If I was in your position I would just be smiley and friendly towards her without getting involved in conversation Just a hand up and a good morning etc and carry on your way
that way you are showing her you are a pleasant friendly person without needing to get involved or be in any way threatening

Sounds about the best thing to do.Does she live alone? If she needs anything she may come to talk to you in future.

ElaineI Fri 20-Jan-23 14:12:32

I would just smile and say hello as you don't want to cause her to be fixated on you especially if she was a bit aggressive. Let her be if you can without feeling intimidated.

BlueBelle Fri 20-Jan-23 14:09:57

If I was in your position I would just be smiley and friendly towards her without getting involved in conversation Just a hand up and a good morning etc and carry on your way
that way you are showing her you are a pleasant friendly person without needing to get involved or be in any way threatening

grNadpa Fri 20-Jan-23 14:06:05

As an equine therapist for many years, my wife worked with many autistic clients. If I understand her correctly, apparently autism is often only one among multiple mental challenges with which the individual struggles.

Yammy Fri 20-Jan-23 12:12:27

I would let it be until she approaches you. If she is aggressive I would tell her kindly but firmly that that is not how you live your life, and then ignore her. Make sure you do not spoil your own activities and become very aware of what she is doing, just carry on as before.

Mollygo Fri 20-Jan-23 12:06:25

My experiences with people on the spectrum is that they are all so different. You’re already giving her some thought by trying a smile and a wave. If she appears unhappy with that, and is inclined to be combative, then ignoring her unless she specifically approaches you is probably better for both of you.
Things may settle down when she’s settled in-let’s hope they do.

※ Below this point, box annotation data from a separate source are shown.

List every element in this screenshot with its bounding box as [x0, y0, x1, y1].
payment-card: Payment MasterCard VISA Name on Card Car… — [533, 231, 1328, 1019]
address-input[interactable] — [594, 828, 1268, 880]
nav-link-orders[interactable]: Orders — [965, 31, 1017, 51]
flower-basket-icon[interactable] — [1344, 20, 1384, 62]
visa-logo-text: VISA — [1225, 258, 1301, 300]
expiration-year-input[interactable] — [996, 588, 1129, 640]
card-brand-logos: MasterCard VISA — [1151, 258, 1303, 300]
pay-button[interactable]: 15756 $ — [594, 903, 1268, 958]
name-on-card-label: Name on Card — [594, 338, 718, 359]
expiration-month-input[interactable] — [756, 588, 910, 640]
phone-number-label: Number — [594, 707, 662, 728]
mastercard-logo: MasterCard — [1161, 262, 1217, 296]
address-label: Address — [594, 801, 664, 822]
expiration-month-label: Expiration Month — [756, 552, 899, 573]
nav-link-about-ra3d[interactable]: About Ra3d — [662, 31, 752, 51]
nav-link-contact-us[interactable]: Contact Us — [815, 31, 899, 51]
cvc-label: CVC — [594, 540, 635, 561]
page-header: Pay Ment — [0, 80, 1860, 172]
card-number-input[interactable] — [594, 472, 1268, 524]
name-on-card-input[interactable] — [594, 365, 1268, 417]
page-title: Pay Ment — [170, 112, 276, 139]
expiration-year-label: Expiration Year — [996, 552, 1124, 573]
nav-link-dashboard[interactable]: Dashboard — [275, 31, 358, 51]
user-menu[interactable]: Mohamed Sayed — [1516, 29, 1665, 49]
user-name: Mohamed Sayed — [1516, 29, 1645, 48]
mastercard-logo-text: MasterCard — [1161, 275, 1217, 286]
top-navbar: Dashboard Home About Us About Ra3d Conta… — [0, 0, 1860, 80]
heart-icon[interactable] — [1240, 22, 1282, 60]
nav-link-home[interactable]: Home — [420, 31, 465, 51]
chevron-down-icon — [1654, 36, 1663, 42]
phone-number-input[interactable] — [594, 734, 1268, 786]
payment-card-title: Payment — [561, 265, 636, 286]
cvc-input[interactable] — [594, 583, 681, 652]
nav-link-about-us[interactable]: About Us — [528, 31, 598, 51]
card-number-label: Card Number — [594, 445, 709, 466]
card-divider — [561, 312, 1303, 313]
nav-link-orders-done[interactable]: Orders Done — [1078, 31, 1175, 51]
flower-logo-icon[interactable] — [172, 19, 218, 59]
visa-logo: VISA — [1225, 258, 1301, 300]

Aveline Fri 20-Jan-23 12:05:41

Write her a nice straightforward note. Thank her for telling you she's autistic and ask her how she'd like you to interact with her most usefully.
The written word is consistent so she won't have to cope with your facial expression and tone of voice adding possibly confusing information.
Word it carefully and positively. It sounds like you're a friendly sort of person and keen to get on with others. Try not to use abstract or emotional words. Good luck.
Don't forget that there will be more to her than her autism. She may have unfortunate memories of a previous neighbour for example. It's likely that she'll be highly anxious too. A quite calm approach should help.

Iam64 Fri 20-Jan-23 11:57:47

This individual sounds complex. Honestly, I’d avoid her.

OnwardandUpward Fri 20-Jan-23 11:34:56

I have a new neighbour. The first time I was introduced to her she said "Im Autistic" and I said OK, not knowing what to say in the circumstance. I would treat her like anyone else unless I specificially knew what to avoid but didn't feel able to ask questions on the first meeting.

The next time I saw her she was very combative - randomly came out with a lot of accusations and assumptions about me, which showed she must have been studying me, trying to work me out. I was a bit freaked, but calmly explained what I was about.

Husband says that Autism probably isn't her only problem and although I have tried to "smile and wave", this has not gone down well either. I feel like I am a massive problem to her and I don't really know what to do except avoid her. Perhaps that's going to make her more comfortable? I m usually a very friendly person who talks to and smiles at everyone, but happy to modify that .I know many other Autistic people who are able to have very normal conversations, but I know it affects everyone differently. I would like to have a positive relationship with her as we live so close- so any advice would be helpful.